The experiments with photobleaching of actin do not go past the time of scission (time = 0s). Thus, it remains unclear whether actin polymerization continues after scission. In this connection, several studies carried out on mammalian cells have demonstrated the occurrence of actin tails propelling newly formed endocytic vesicles. While tails were first described at sites of non-clathrin-dependent endocytosis (Merriefield and Almers, PMID: 10559868), a recent eLife paper demonstrated that also clathrin coated vesicles nucleate actin tails when the dephosphorylation of PI(4,5)P2 is impaired (Nandez et al., PMID: 25107275). Thus, while the present study proves what had been implicit in previous studies, i.e. that actin nucleation occurs at the base of the invagination, could some actin eventually nucleate also from the newly formed vesicle (for example at the site of the scar left by the fission)? The authors show that a pool of Rvs remains partially associated with the vesicle and one wonders whether some actin nucleating factors may be present at the same site.

The yeast actin patches disassemble in few seconds after scission, so the possible time window for post scission actin polymerization is very short. We actually did perform photobleachings also later than the scission time, during the disassembly of the actin patch. After these late bleachings we did not observe any recovery, which would suggest that actin polymerization does not continue after scission. We don’t discuss these results in the manuscript because without a second marker to follow the vesicle, we cannot definitively know that the bleached vesicle is still in the focal plane. (This would be technically extremely challenging). A recent study in fission yeast showed that the movement of the newly formed vesicles just after scission is diffusive, and therefore not likely to be directed by an actin driven mechanism (Berro and Pollard, 2014).

Different locations for the nucleation and polymerization of the actin filaments at the endocytic sites have been proposed in many previous studies but no conclusive evidence has been provided so far and the debate is still ongoing. A recent review by Mooren et al., summarizes this debate well (2012, Annu. Rev. Biochem; PMID: 22663081). Our results provide the first rigorous test of the different hypotheses, by direct visualization of the region of actin polymerization.

Concerning Rvs (the endophilin homologue): it was shown that endophilin deficiency at neuronal synapses results in a defect in uncoating, most likely due to a deficient recruitment of synaptojanin, a PI(4,5)P2 phosphatase (Milosevic et al., PMID: 22099461). The Rvs pool that remains associated with the endocytic vesicles may be needed for uncoating, as Rvs167 binds a yeast synaptojanin. The authors may want to comment on this.

This is an interesting possibility and we now discuss it in the text.

The authors state that as the number of Las17 molecules start decreasing before fission, suggesting that fission may not be assisted by the force generated by actin polymerization. Yet, one cannot exclude that the remaining Las17 may still be needed to generate a force. Photobleaching experiments show continued actin nucleation at least until the time of fission. As tagged Las17 does not behave as wild type Las17, these experiments must be interpreted with caution.

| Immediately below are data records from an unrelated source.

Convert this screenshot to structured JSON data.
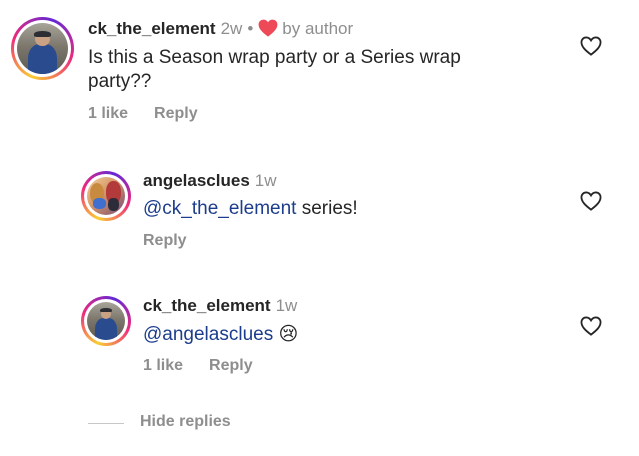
{
  "comments": [
    {
      "username": "ck_the_element",
      "time": "2w",
      "separator": "•",
      "author_badge": "by author",
      "text": "Is this a Season wrap party or a Series wrap party??",
      "likes": "1 like",
      "reply": "Reply",
      "avatar_icon": "profile-photo"
    },
    {
      "username": "angelasclues",
      "time": "1w",
      "mention": "@ck_the_element",
      "text": " series!",
      "reply": "Reply",
      "avatar_icon": "profile-photo"
    },
    {
      "username": "ck_the_element",
      "time": "1w",
      "mention": "@angelasclues",
      "emoji": "😢",
      "likes": "1 like",
      "reply": "Reply",
      "avatar_icon": "profile-photo"
    }
  ],
  "hide_replies": "Hide replies",
  "colors": {
    "author_heart": "#ed4956",
    "mention": "#1c3d8c",
    "muted": "#8e8e8e"
  }
}
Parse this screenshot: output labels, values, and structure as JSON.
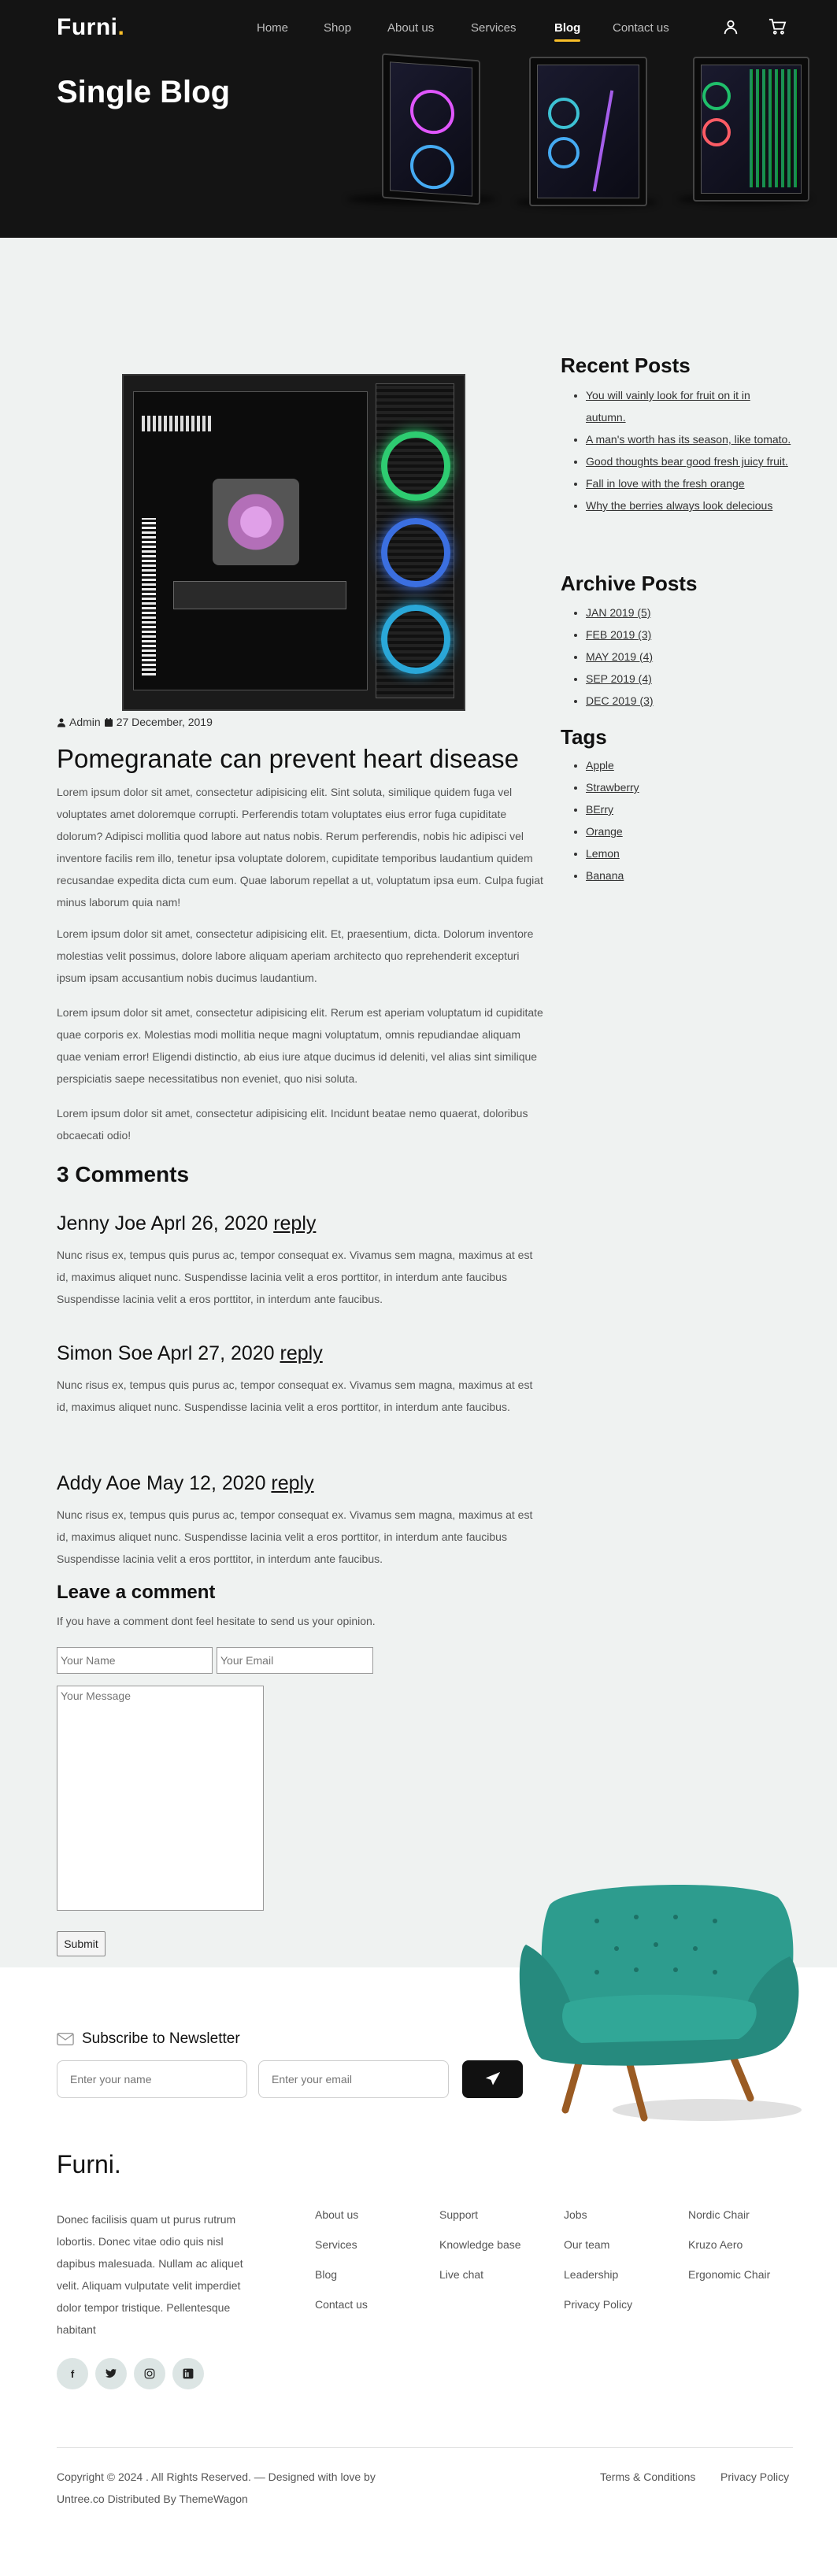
{
  "header": {
    "logo": "Furni",
    "logo_dot": ".",
    "nav": [
      "Home",
      "Shop",
      "About us",
      "Services",
      "Blog",
      "Contact us"
    ],
    "active_nav": "Blog",
    "icons": [
      "user-icon",
      "cart-icon"
    ],
    "hero_title": "Single Blog"
  },
  "post": {
    "author": "Admin",
    "date": "27 December, 2019",
    "title": "Pomegranate can prevent heart disease",
    "paragraphs": [
      "Lorem ipsum dolor sit amet, consectetur adipisicing elit. Sint soluta, similique quidem fuga vel voluptates amet doloremque corrupti. Perferendis totam voluptates eius error fuga cupiditate dolorum? Adipisci mollitia quod labore aut natus nobis. Rerum perferendis, nobis hic adipisci vel inventore facilis rem illo, tenetur ipsa voluptate dolorem, cupiditate temporibus laudantium quidem recusandae expedita dicta cum eum. Quae laborum repellat a ut, voluptatum ipsa eum. Culpa fugiat minus laborum quia nam!",
      "Lorem ipsum dolor sit amet, consectetur adipisicing elit. Et, praesentium, dicta. Dolorum inventore molestias velit possimus, dolore labore aliquam aperiam architecto quo reprehenderit excepturi ipsum ipsam accusantium nobis ducimus laudantium.",
      "Lorem ipsum dolor sit amet, consectetur adipisicing elit. Rerum est aperiam voluptatum id cupiditate quae corporis ex. Molestias modi mollitia neque magni voluptatum, omnis repudiandae aliquam quae veniam error! Eligendi distinctio, ab eius iure atque ducimus id deleniti, vel alias sint similique perspiciatis saepe necessitatibus non eveniet, quo nisi soluta.",
      "Lorem ipsum dolor sit amet, consectetur adipisicing elit. Incidunt beatae nemo quaerat, doloribus obcaecati odio!"
    ]
  },
  "comments": {
    "heading": "3 Comments",
    "reply_label": "reply",
    "items": [
      {
        "head": "Jenny Joe Aprl 26, 2020",
        "body": "Nunc risus ex, tempus quis purus ac, tempor consequat ex. Vivamus sem magna, maximus at est id, maximus aliquet nunc. Suspendisse lacinia velit a eros porttitor, in interdum ante faucibus Suspendisse lacinia velit a eros porttitor, in interdum ante faucibus."
      },
      {
        "head": "Simon Soe Aprl 27, 2020",
        "body": "Nunc risus ex, tempus quis purus ac, tempor consequat ex. Vivamus sem magna, maximus at est id, maximus aliquet nunc. Suspendisse lacinia velit a eros porttitor, in interdum ante faucibus."
      },
      {
        "head": "Addy Aoe May 12, 2020",
        "body": "Nunc risus ex, tempus quis purus ac, tempor consequat ex. Vivamus sem magna, maximus at est id, maximus aliquet nunc. Suspendisse lacinia velit a eros porttitor, in interdum ante faucibus Suspendisse lacinia velit a eros porttitor, in interdum ante faucibus."
      }
    ]
  },
  "comment_form": {
    "heading": "Leave a comment",
    "subtitle": "If you have a comment dont feel hesitate to send us your opinion.",
    "name_placeholder": "Your Name",
    "email_placeholder": "Your Email",
    "message_placeholder": "Your Message",
    "submit_label": "Submit"
  },
  "sidebar": {
    "recent_heading": "Recent Posts",
    "recent": [
      "You will vainly look for fruit on it in autumn.",
      "A man's worth has its season, like tomato.",
      "Good thoughts bear good fresh juicy fruit.",
      "Fall in love with the fresh orange",
      "Why the berries always look delecious"
    ],
    "archive_heading": "Archive Posts",
    "archive": [
      "JAN 2019 (5)",
      "FEB 2019 (3)",
      "MAY 2019 (4)",
      "SEP 2019 (4)",
      "DEC 2019 (3)"
    ],
    "tags_heading": "Tags",
    "tags": [
      "Apple",
      "Strawberry",
      "BErry",
      "Orange",
      "Lemon",
      "Banana"
    ]
  },
  "newsletter": {
    "title": "Subscribe to Newsletter",
    "name_placeholder": "Enter your name",
    "email_placeholder": "Enter your email",
    "icon": "envelope-icon",
    "button_icon": "paper-plane-icon"
  },
  "footer": {
    "logo": "Furni.",
    "description": "Donec facilisis quam ut purus rutrum lobortis. Donec vitae odio quis nisl dapibus malesuada. Nullam ac aliquet velit. Aliquam vulputate velit imperdiet dolor tempor tristique. Pellentesque habitant",
    "socials": [
      "f",
      "t",
      "ig",
      "in"
    ],
    "col1": [
      "About us",
      "Services",
      "Blog",
      "Contact us"
    ],
    "col2": [
      "Support",
      "Knowledge base",
      "Live chat"
    ],
    "col3": [
      "Jobs",
      "Our team",
      "Leadership",
      "Privacy Policy"
    ],
    "col4": [
      "Nordic Chair",
      "Kruzo Aero",
      "Ergonomic Chair"
    ],
    "copyright": "Copyright © 2024 . All Rights Reserved. — Designed with love by Untree.co Distributed By ThemeWagon",
    "terms": "Terms & Conditions",
    "privacy": "Privacy Policy"
  },
  "colors": {
    "header_bg": "#141414",
    "accent": "#f9bf29",
    "main_bg": "#eff2f1",
    "chair": "#2d9c8e"
  }
}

We proposed that nucleation of actin filaments decreases before scission happens. However, we agree that the polymerization of actin filaments may still continue and play a role in generating the force for scission. We changed the text to be more precise, also in agreement with the comments of reviewer 3 (please see the beginning of the subsection headed “The functional organization of the endocytic machinery”).

Why is Las17 not drawn bound to the membrane in the cartoon of Figure 7B? Las17/nWASP are actin nucleators at the plasma membrane.

The figure summarizes our tracking results by showing the protein symbols positioned according to their centroid positions in relation to the membrane invagination. To keep the illustration simple enough to be readable we cannot illustrate the known protein-protein or protein-membrane interactions. Furthermore, illustrating those interactions would also imply that we know when they all take place during endocytosis, which is not the case. We have clarified the legend of the Figure 7.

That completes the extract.